CoronavirusLazioNurSind dal territorio

La pandemia in atto che da circa un anno sconvolge quotidianamente la vita delle persone di tutto il mondo ha posto notevole risalto all'operato ed alla professionalità degli operatori sanitari. In particolar modo attraverso i nostri media nazionali abbiamo avuto modo di apprezzare con quale impegno e dedizione gli operatori sanitari in Italia svolgono la propria professione, al fine di fronteggiare la pandemia. Gli infermieri, i medici e gli OSS si impegnano quotidianamente a proteggere la salute dei cittadini nelle strutture sanitarie covid e covid free, in quanto mission principale della professione. Ciò che spesso non ha avuto la giusta attenzione, però sono le condizioni in qui i professionisti della salute operano in diverse realtà italiane.
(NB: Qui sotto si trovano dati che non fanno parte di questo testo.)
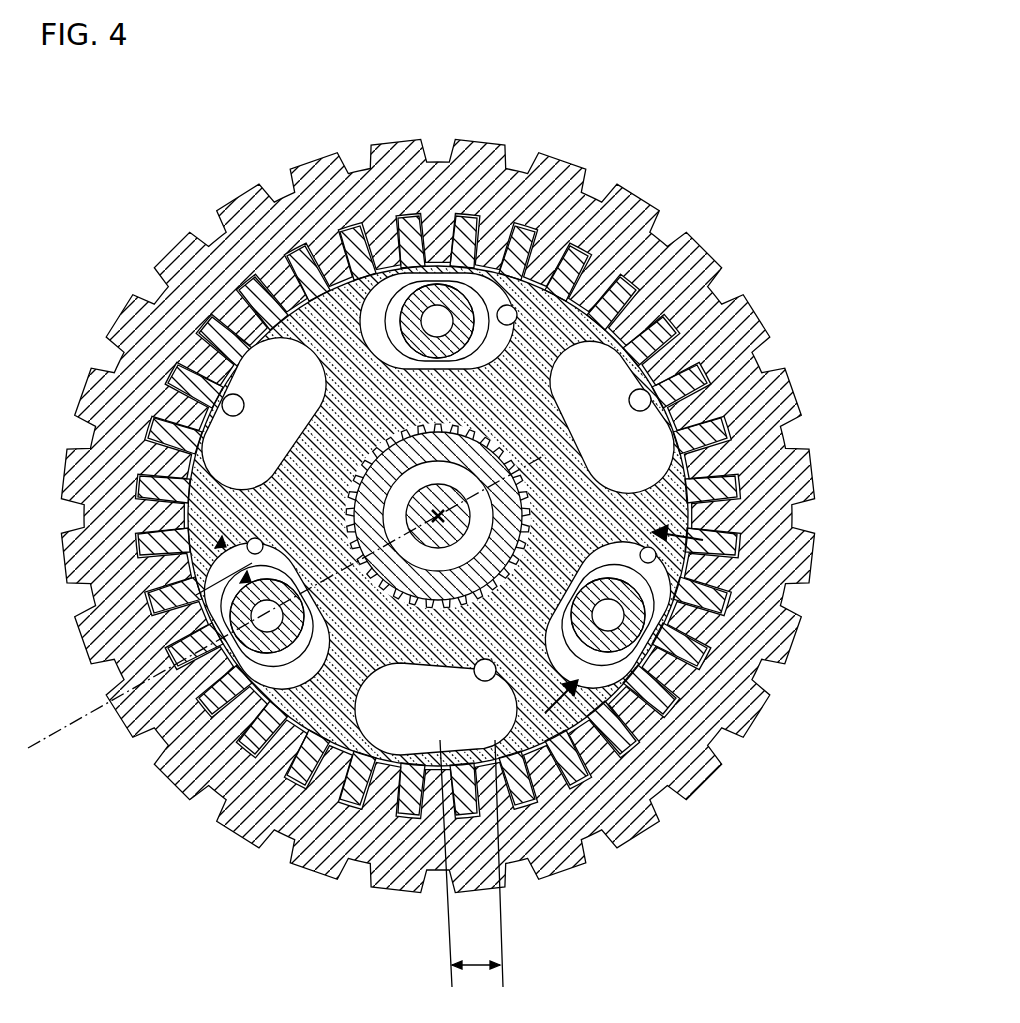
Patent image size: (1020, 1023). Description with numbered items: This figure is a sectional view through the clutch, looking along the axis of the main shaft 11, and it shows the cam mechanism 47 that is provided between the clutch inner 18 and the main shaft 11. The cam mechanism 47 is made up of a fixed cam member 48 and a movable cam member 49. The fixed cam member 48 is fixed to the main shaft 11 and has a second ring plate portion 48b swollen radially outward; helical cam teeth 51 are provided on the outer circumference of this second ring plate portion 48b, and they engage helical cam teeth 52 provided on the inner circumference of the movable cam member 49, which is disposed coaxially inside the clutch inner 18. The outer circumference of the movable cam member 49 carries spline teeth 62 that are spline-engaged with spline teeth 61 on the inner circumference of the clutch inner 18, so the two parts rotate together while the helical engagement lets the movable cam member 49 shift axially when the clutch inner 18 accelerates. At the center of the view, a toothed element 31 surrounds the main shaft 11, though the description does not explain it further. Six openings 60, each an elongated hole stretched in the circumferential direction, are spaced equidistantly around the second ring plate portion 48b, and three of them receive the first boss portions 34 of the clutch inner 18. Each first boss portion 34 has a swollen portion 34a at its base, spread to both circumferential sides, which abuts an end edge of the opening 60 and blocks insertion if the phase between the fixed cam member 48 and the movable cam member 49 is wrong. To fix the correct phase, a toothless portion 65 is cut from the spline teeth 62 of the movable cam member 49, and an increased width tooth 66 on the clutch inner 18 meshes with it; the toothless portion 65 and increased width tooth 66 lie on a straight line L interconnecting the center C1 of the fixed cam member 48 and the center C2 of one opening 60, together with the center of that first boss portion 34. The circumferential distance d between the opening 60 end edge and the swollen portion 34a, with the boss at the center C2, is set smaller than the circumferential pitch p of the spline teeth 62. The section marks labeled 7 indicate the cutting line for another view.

The clutch inner 18 is at (402, 148).
The first boss portion 34 is at (513, 246).
The swollen portion 34a is at (362, 243).
The opening 60 is at (513, 300).
The second ring plate portion 48b is at (655, 258).
The spline teeth 61 is at (312, 280).
The sun gear 31 is at (430, 494).
The main shaft 11 is at (455, 495).
The fixed cam member 48 is at (365, 522).
The center of the fixed cam member C1 is at (440, 516).
The center of the opening C2 is at (270, 612).
The straight line L is at (40, 765).
The distance d is at (213, 556).
The toothless portion 65 is at (245, 655).
The increased width tooth 66 is at (307, 672).
The cam teeth 52 is at (500, 752).
The spline teeth 62 is at (668, 690).
The movable cam member 49 is at (290, 765).
The cam teeth 51 is at (335, 790).
The cam mechanism 47 is at (580, 790).
The circumferential pitch p is at (478, 968).
The section line 7- 7 is at (618, 614).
Secondo quanto riportato in una revisione delle indicazioni sulla sorveglianza sanitaria, riservata per gli operatori sanitari, datata 23 marzo 2020, le strutture sono state chiamate ad attuare procedure per l’individuazione de rischio di contagio da Sars-Cov-2. Tuttavia al personale sanitario risultato a contatto con persona positiva al covid -19, viene riservato un periodo di controllo fiduciario nella propria abitazione, con rilevazione quotidiana della temperatura corporea senza però esonero dal posto di lavoro, fatto salvo nei casi in cui al sospetto ci si aggiunga la comparsa della sintomatologia. La discriminante per l’esecuzione del test molecolare è il livello di rischio attribuito all’operatore sanitario sospetto di positività; il fine è quello di garantire la continuità assistenziale.

Ma chi tutela la salute degli operatori?

Nei primi mesi di pandemia, infatti, sono poche le strutture sanitarie che hanno garantito un controllo cadenzato ai sanitari attraverso l'ormai noto test molecolare, lasciando spesso questi ultimi in balia degli eventi. E se è vero che esiste il timore per chi lavora nelle unità operative convertite in degenze covid di portare il virus a casa, è altrettanto probabile il rischio aumentato di portare il virus all'interno di strutture che dovrebbero garantire protezione ai pazienti più fragili da parte degli operatori stessi; come per esempio le strutture oncologiche oppure le RSA.

La nota regionale

Con una nota della regione Lazio, firmata dai dirigenti dell’area “Rete Ospedaliera e Specialistica” e “Promozione della Salute e Prevenzione” indirizzata ai direttori generali delle strutture sanitarie regionali e agli IRCCS, si invitano le aziende sanitarie, con l'ausilio dell'RSPP e del medico del lavoro,  alla messa in atto di protocolli che prevedano l'esecuzione in primo luogo di test antigienici a beneficio degli operatori, con cadenza indicativamente quindicinale e qualora vi sia riscontrata positività, a procedere con il test molecolare.

Un passo avanti verso una maggiore tutela della salute del professionista sanitario da parte delle istituzioni ponendosi in maniera proattiva verso l'individuazione di eventuali focolai all'interno delle strutture sanitarie, piuttosto che con atteggiamento remissivo, come lasciato intendere nei mesi scorsi, quando la tendenza era evitare carenze d'organico generate dal virus.

Nursind da subito si è battuto affinché l'infermiere venisse messo in condizione di lavorare in sicurezza, ed ora che un primo traguardo è stato raggiunto ci si augura che nel più breve tempo possibile, quanto disposto, venga adottato dalle strutture presenti sul territorio.